Door het WK-punt van Manor in Oostenrijk staat Sauber nu stijf onderaan. Daar kwam in Engeland geen verandering in.

Dat er überhaupt twee Saubers van start gingen was al een meevaller voor het team, dat op zaterdag Marcus Ericsson in de muur zag kletteren. Zijn auto kon worden gerepareerd, maar in de haast zijn de Sauber-monteurs wellicht wat onzorgvuldig geweest want Ericsson lag er op zondag al na twaalf rondjes uit.

“Er was iets mis met de elektronica, mijn motor gaf geen sjoege meer en dat was het einde van mijn race”, zegt Ericsson. “Maar een pluim voor het team dat ze de auto nog hebben kunnen repareren na mijn crash van zaterdag.”

Dus restte de taak om Sauber het eerste WK-punt van het jaar te bezorgen op de schouders van Felipe Nasr. Geen totaal ondenkbeeldig scenario, aangezien er in de beginfase van de race aardig wat uitvallers waren en we Nasr op de opdrogende baan in gevecht zagen met de Williams van Valtteri Bottas – een opponent die normaliter ver buiten bereik van de Sauber-coureurs blijft. Maar verder kwam Nasr niet: de Braziliaan passeerde de eindstreep als vijftiende.

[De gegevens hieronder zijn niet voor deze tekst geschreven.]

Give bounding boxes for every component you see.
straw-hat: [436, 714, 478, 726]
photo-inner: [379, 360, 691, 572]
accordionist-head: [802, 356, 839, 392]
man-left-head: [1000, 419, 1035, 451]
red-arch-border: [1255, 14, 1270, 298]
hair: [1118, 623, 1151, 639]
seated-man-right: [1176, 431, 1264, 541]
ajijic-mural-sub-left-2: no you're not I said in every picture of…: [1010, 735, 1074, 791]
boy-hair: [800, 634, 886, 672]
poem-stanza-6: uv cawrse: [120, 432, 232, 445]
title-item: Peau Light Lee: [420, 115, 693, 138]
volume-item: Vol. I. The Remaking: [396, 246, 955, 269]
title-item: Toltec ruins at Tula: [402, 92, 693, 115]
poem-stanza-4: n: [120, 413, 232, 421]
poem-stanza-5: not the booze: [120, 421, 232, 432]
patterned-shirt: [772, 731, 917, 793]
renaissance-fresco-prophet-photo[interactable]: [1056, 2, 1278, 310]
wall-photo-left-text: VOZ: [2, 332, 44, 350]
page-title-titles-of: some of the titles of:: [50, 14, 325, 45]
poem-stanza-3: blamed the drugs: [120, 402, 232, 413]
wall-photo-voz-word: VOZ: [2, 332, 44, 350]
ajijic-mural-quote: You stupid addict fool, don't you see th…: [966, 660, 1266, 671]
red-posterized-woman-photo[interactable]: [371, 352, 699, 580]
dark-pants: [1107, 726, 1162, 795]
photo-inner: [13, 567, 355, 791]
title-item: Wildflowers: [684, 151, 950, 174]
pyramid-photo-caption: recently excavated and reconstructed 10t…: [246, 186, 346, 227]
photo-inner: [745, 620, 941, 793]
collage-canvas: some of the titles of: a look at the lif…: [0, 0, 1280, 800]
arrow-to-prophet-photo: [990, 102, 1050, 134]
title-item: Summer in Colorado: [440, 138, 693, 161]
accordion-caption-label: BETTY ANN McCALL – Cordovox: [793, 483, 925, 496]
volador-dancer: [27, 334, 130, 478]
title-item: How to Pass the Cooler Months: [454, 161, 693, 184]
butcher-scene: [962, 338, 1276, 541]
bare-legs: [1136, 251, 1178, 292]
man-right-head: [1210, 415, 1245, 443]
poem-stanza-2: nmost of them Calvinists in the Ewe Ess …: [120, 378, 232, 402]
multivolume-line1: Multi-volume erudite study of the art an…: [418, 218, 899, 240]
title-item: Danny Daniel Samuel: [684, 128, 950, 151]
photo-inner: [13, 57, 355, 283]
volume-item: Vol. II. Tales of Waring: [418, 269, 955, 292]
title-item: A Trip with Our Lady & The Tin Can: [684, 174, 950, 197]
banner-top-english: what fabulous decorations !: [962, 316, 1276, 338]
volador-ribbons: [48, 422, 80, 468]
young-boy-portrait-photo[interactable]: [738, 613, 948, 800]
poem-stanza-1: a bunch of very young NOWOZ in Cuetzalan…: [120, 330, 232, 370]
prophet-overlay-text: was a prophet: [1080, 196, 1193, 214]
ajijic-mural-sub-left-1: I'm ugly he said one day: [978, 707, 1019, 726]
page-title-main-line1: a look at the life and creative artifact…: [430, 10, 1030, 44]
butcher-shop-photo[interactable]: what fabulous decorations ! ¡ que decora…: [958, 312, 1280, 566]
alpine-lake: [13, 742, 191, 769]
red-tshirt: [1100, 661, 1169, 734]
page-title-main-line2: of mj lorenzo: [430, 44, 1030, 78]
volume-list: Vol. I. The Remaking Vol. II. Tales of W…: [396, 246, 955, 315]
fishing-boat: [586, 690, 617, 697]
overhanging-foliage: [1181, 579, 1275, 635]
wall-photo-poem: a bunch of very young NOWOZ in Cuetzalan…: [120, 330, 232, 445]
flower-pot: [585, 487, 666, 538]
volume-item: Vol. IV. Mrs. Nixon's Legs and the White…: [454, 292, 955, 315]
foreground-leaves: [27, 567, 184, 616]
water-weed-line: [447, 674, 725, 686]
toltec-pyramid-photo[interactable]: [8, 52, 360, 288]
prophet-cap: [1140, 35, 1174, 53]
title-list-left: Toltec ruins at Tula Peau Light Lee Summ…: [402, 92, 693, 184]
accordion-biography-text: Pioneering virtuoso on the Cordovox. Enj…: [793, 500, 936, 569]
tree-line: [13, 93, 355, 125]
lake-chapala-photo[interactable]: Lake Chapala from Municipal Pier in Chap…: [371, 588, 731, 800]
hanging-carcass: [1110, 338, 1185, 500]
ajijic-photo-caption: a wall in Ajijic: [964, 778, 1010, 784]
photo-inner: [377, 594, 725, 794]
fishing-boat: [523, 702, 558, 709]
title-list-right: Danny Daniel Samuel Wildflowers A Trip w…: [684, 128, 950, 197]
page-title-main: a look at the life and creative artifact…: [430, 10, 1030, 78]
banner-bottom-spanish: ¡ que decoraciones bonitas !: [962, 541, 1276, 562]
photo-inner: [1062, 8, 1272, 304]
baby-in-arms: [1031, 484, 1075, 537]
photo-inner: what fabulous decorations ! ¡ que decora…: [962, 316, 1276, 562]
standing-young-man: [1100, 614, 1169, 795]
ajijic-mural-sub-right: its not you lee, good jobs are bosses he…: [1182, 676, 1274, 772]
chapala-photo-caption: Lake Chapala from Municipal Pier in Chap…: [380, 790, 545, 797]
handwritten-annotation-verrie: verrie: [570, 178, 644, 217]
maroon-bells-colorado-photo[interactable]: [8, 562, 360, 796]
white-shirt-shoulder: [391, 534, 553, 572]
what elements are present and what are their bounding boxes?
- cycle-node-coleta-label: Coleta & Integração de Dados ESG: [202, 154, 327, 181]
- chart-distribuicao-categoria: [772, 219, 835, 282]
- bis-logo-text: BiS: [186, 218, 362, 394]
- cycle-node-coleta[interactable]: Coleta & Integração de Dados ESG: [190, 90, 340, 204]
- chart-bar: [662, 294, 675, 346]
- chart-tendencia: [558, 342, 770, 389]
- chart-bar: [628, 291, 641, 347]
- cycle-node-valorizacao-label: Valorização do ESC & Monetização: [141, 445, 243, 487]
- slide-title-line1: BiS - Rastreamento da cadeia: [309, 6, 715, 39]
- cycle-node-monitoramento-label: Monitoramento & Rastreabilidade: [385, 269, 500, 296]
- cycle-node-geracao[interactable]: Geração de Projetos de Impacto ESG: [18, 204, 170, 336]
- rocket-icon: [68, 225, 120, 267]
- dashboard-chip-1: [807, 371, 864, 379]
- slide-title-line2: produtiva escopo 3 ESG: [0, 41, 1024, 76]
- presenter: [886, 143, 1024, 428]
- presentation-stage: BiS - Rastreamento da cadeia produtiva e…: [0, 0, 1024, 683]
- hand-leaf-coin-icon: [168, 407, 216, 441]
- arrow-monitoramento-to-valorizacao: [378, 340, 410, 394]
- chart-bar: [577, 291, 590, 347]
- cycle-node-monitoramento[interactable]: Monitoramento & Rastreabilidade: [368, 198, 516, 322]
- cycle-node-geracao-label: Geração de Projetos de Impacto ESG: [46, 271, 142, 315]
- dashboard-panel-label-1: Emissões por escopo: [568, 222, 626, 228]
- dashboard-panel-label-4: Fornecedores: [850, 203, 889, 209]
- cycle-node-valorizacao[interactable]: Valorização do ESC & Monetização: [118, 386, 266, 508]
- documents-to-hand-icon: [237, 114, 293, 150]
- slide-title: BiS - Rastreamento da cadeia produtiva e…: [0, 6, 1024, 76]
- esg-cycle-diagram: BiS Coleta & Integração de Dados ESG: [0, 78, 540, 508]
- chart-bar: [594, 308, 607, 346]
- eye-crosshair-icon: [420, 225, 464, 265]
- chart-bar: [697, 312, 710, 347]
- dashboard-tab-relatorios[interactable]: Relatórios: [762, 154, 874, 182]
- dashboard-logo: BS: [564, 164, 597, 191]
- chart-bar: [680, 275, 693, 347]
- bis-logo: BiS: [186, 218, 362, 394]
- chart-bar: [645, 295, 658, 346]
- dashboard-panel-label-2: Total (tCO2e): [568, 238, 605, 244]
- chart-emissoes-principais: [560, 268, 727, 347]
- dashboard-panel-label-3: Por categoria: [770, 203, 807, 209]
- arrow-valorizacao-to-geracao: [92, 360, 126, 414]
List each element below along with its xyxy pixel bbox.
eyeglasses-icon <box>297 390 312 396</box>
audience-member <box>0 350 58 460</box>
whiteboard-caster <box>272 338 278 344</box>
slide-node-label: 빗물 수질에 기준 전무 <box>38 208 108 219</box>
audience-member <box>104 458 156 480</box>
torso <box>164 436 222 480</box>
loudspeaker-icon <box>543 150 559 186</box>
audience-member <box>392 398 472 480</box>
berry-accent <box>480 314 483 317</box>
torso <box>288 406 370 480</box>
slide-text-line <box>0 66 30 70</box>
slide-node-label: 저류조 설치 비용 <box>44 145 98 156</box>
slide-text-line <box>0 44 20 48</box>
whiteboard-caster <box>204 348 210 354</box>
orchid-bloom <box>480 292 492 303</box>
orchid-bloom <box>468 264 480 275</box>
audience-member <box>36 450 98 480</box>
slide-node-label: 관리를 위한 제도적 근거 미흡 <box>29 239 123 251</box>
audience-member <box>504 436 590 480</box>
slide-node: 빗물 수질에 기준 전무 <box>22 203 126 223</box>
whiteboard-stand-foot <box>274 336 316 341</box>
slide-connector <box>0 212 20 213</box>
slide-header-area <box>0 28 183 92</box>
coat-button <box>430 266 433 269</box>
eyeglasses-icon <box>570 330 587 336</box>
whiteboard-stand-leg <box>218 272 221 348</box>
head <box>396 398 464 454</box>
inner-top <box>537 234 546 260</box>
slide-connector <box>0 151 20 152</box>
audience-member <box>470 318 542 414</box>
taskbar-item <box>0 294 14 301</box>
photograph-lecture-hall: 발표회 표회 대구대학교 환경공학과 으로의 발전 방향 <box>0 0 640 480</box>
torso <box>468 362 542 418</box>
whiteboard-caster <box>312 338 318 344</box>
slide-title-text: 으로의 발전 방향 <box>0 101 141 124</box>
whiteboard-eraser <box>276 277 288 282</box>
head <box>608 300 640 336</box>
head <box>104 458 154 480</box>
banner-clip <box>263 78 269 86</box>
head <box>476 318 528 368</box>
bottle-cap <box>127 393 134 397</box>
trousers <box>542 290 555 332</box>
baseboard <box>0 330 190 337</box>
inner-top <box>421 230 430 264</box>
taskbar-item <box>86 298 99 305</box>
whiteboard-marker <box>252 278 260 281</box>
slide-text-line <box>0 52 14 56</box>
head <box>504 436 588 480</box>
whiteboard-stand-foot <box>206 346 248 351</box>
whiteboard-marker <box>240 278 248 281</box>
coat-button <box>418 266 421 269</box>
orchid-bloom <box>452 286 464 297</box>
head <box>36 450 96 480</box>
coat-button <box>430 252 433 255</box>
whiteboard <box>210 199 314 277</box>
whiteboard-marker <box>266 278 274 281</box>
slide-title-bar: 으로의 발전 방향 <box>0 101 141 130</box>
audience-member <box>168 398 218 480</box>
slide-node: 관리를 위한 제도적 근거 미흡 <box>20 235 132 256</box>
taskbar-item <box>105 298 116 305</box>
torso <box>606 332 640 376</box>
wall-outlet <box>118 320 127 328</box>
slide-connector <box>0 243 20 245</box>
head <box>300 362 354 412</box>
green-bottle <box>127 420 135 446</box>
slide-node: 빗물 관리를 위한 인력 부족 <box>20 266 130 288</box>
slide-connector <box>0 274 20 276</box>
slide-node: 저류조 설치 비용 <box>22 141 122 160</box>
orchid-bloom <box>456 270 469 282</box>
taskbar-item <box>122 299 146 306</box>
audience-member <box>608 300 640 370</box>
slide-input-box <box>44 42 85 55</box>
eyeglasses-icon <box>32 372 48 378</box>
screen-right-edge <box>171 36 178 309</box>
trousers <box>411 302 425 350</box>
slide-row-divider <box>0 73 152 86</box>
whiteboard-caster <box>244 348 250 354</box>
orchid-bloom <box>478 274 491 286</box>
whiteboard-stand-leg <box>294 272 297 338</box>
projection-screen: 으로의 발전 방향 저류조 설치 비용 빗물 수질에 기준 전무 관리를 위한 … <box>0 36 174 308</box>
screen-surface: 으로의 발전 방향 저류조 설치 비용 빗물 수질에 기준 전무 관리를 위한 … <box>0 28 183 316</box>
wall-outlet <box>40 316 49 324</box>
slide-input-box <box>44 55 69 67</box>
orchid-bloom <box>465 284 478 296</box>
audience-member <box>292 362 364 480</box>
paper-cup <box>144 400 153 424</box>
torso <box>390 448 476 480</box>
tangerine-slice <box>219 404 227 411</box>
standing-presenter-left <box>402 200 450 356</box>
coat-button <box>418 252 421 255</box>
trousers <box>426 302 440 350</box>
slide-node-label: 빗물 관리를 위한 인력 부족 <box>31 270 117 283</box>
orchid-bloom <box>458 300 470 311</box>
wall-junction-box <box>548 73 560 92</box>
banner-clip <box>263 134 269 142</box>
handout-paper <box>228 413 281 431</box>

“Het ging in feite heel goed”, zegt Nasr, “want we hadden de pitstops uitstekend getimed. Zolang het nog nat was kon ik goed meekomen, maar toen het eenmaal droog werd kwam de auto snelheid tekort. Dat is waar het momenteel aan schort. Vijftiende was dus het maximaal haalbare voor vandaag.”